Green Lane Project to increase safety and put motorists, bicyclists at ease (Columbus not one) []

Although National Bike Month has come to a close, there's good news for bicyclists and motorists in six cities today: the Green Lane Project from Bikes Belong is underway. And last week in Chicago, Federal Highway Administrator Victor Mendez was on hand for the official launch.
What exactly are green lanes? They are next-generation bike lanes carefully separated from vehicle lanes by a buffer of curbs, thin posts, attractive planters, or even parked cars.

Bikes Belong has selected six cities as pilots for the Green Lane Project. By working together and sharing resources and best practices, these cities hope to develop world-class bike networks on busy city streets. Bikes Belong will provide them with strategic and technical assistance and will work to share the lessons learned with other communities interested in supporting bicycling as a means of transportation.

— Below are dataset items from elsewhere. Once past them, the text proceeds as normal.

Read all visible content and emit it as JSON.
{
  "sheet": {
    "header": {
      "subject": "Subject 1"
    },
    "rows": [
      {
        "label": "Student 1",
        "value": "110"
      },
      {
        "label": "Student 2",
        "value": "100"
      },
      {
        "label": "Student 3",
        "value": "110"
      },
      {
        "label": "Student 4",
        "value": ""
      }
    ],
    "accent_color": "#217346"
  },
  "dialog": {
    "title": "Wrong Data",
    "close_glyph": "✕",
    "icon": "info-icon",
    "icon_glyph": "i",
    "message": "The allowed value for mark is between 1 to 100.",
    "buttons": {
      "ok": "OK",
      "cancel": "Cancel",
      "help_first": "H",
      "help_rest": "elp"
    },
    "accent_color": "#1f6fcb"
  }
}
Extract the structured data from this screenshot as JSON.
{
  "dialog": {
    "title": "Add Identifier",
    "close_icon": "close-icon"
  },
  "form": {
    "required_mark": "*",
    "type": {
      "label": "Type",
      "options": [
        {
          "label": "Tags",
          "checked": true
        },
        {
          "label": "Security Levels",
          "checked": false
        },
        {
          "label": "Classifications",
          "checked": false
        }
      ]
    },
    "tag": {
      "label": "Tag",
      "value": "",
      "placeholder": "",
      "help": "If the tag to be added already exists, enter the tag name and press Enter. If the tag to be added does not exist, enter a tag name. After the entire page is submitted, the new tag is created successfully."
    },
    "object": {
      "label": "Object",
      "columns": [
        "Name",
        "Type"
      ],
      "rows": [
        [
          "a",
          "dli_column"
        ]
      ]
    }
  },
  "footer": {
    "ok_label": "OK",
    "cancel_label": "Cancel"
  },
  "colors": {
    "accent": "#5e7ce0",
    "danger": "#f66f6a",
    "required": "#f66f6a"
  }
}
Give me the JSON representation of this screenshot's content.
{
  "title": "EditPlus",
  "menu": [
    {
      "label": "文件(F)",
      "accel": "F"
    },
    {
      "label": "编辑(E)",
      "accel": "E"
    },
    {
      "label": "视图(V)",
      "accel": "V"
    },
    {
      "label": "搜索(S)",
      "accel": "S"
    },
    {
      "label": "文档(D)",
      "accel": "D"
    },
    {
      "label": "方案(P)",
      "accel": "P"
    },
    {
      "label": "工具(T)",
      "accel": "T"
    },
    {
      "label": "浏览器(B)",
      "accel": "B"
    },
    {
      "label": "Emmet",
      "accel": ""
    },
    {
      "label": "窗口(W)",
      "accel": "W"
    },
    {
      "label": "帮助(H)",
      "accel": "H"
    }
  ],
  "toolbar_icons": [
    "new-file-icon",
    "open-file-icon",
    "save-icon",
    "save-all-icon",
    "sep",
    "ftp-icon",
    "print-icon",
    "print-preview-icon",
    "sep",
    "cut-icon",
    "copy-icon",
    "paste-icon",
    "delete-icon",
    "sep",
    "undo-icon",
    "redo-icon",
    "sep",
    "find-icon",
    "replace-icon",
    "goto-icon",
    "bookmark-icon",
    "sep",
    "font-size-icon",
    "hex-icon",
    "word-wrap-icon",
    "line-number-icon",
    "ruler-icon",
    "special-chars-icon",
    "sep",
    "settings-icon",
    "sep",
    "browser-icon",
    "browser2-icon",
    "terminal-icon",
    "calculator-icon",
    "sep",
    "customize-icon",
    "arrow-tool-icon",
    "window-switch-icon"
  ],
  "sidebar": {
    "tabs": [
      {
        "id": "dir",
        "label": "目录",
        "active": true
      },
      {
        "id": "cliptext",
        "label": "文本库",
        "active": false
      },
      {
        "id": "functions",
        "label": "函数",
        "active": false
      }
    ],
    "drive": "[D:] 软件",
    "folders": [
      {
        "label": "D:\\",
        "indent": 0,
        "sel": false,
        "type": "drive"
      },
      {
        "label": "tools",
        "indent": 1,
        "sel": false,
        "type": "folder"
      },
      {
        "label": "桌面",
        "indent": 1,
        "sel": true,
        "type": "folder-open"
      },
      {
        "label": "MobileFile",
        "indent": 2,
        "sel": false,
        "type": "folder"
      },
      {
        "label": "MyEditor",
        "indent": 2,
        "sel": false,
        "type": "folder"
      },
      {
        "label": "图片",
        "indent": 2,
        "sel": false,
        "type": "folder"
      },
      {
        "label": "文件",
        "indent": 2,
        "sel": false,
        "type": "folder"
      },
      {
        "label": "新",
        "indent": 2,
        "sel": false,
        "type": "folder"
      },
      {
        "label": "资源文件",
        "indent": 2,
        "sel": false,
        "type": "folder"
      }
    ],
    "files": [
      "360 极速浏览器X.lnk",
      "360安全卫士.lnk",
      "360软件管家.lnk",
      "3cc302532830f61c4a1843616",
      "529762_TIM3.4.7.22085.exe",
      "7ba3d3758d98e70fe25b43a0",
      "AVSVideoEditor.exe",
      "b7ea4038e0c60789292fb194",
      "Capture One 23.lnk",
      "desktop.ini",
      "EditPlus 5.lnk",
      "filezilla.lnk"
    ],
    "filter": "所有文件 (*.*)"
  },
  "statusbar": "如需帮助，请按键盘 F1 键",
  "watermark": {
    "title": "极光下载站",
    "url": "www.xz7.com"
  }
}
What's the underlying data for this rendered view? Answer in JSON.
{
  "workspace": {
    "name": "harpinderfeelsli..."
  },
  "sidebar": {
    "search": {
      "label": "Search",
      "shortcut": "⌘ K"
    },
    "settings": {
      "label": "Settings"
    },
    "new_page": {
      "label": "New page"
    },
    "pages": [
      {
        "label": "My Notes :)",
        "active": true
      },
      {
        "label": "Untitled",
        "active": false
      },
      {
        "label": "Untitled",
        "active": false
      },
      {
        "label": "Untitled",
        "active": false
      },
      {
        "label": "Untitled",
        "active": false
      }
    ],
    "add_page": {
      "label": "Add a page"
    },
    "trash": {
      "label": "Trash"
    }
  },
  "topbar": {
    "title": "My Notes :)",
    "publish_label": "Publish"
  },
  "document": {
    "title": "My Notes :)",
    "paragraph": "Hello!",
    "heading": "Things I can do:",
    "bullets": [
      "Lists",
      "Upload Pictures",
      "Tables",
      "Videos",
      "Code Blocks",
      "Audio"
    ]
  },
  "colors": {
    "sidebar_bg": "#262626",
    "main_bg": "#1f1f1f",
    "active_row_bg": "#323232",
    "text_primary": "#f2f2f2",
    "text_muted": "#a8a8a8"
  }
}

DOT and the Federal Highway Administration like traffic-separated lanes because they increase safety. And bicycle infrastructure is much less expensive to build and maintain than either transit or roadways, so communities get a bigger bang for their buck.
The FHWA has been working to revamp some of its guidelines to make these projects easier to develop. As Administrator Mendez said, "The work of cities like Chicago and the other Green Lane Project communities will help us improve our future design recommendations."